Da próxima vez que ver o nome dele em uma palestra, seguirei o conselho do próprio Dawkins na dedicatório do livro “A grande história da evolução” (que eu comprei para depois ele acabar autografando com um rabisco) ao grande biólogo John Maynard-Smith (veja abaixo), e se o velho Maynard-Smith não estiver na platéia (o que é infelizmente impossível desde 2004) nem me disporei a assisti-la.
Se você não acredita em mim, ouça você mesmo como foi.

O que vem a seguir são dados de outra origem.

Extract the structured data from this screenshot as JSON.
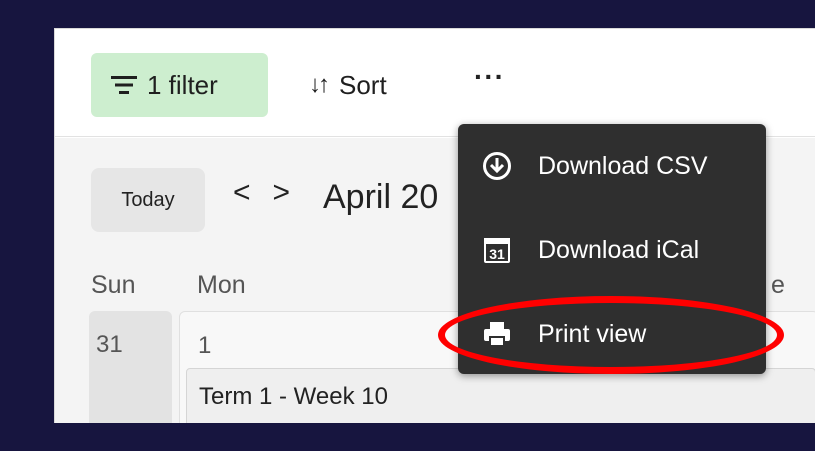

Dawkins na FLIP 2009. Início (25 min)
Dawkins na FLIP 2009. Meio (25 min)
Dawkins na FLIP 2009. Fim (21 min)
PS; Dawkins escreve na dedicatória: “Não ligue para as conferências e seminários, deixe para lá as excursões guiadas aos pontos turísticos, esqueça os recursos audiovisuais sofisticados, os radiomicrofones. A única coisa quer realmente importa em uma conferência é que John Maynard Smith esteja presente e que haja um bar espaçoso e acolhedor. Se ele não puder comparecer nas datas que você tem em mente, trate de remarcar a conferência […]. Ele vai cativar e divertir os jovens pesquisadores, ouvir as histórias deles, inspirá-los, reacender entusiasmos que talvez estejam arrefecendo e os mandará animados e revigorados de volta a seus laboratórios ou lamacentos campos de pesquisa, ansiosos para experimentar as novas idéias que ele generosamente compartilhou”.